# atwood machine

• Feb 5th 2009, 01:17 PM
checkmarks
atwood machine
A 3.0 kg counterweight is connected to a 4.5 kg window that freely slides vertically in its frame. How much force must you exert to start the window opening with an acceleration of 0.25 m/s^2?

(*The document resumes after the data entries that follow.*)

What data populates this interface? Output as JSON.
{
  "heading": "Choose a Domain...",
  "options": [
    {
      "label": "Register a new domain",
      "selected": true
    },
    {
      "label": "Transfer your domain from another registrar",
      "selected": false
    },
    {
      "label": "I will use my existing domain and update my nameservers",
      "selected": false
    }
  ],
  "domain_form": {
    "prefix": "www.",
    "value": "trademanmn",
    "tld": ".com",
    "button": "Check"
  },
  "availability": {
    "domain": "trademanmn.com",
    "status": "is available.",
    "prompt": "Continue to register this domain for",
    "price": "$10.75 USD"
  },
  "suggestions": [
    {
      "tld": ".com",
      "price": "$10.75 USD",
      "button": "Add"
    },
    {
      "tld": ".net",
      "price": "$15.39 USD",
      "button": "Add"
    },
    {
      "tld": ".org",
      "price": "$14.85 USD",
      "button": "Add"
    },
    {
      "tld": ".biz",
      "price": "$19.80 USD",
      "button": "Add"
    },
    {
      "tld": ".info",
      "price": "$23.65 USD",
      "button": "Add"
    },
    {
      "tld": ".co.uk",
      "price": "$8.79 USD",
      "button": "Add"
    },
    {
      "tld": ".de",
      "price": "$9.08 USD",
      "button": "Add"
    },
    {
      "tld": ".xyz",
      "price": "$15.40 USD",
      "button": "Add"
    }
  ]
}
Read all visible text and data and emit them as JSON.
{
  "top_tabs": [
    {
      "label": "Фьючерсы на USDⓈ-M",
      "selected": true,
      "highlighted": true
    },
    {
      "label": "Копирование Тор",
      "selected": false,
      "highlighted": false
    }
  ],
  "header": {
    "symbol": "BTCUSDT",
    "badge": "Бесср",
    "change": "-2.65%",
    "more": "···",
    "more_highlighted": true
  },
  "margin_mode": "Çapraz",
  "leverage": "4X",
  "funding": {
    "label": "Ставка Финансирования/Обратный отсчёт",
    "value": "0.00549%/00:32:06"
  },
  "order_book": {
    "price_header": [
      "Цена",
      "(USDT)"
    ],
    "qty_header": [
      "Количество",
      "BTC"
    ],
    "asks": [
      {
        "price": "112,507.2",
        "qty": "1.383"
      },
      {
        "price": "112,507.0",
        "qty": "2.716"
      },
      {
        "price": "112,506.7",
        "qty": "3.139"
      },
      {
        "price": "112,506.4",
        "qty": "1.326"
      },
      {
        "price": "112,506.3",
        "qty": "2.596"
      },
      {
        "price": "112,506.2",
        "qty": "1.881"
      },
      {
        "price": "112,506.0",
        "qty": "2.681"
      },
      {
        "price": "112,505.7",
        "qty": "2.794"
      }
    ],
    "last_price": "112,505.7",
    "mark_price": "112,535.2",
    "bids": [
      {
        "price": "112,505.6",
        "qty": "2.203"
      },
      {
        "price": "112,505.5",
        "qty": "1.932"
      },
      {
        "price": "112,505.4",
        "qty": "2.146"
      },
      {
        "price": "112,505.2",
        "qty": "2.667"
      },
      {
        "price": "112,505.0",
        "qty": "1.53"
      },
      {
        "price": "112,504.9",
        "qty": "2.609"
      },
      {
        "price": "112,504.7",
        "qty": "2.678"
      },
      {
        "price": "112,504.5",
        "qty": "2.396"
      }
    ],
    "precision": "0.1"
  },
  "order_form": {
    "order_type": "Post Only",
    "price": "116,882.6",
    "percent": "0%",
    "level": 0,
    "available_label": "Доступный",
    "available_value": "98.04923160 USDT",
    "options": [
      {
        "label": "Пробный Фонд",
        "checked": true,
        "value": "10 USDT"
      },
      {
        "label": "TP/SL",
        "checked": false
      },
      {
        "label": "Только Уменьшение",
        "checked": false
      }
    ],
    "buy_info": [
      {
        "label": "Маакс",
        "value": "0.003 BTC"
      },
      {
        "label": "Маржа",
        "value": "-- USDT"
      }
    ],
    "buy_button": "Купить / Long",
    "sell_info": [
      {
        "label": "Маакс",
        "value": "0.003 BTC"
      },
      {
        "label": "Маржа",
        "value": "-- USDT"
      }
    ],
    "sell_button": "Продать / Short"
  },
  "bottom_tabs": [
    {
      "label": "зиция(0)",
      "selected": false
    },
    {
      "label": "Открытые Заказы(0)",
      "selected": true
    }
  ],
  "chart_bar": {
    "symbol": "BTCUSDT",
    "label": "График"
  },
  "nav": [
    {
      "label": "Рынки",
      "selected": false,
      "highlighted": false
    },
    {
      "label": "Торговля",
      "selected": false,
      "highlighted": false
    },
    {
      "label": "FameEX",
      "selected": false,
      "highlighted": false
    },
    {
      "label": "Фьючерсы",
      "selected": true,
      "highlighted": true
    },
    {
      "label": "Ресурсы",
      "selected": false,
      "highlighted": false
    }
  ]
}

It seemed like an easy problem to me but I've gone about it so many ways and still can't get it right! :( Please help.
• Feb 5th 2009, 09:21 PM
ixo
force = mass x acceleration
Plug in (window mass - counterweight mass) then multiply by the given acceleration in the problem and you will get your force. Force is (kg x m/s^2)
• Feb 7th 2009, 09:45 AM
checkmarks
no that can't be right.
the correct answer is 17 N.
• Feb 7th 2009, 10:22 AM
ixo
Sorry I couldn't solve it for you but this looks like a physics question? Might try Physics help forum?
Since a Newton is http://upload.wikimedia.org/math/c/d...f481c8f9d2.png if you look at the equation you have 17(kg*m)/(s^2) = xkg * .25 m/s^2 which means there is a mass of 68 kg? Idk.. sorry have you double checked the given numbers to make sure you wrote them all down right, as well as the answer? The only other thing i can think of.
• Feb 7th 2009, 10:49 AM
skeeter
Quote:

Originally Posted by checkmarks
A 3.0 kg counterweight is connected to a 4.5 kg window that freely slides vertically in its frame. How much force must you exert to start the window opening with an acceleration of 0.25 m/s^2?

Quote:

the correct answer is 17 N.
I do not believe 17N is correct.

let F = force required

T = tension in the cable connecting the window to the counterweight

net force acting on the 3kg counterweight ...

\$\displaystyle 3g - T = 3a\$

net force acting on the 4kg window ...

\$\displaystyle F + T - 4g = 4a\$

combining the equations ...

\$\displaystyle F - g = 7a\$

\$\displaystyle F = 7a + g\$

\$\displaystyle F = 7(.25) + 9.8 \approx 11.6 \, N\$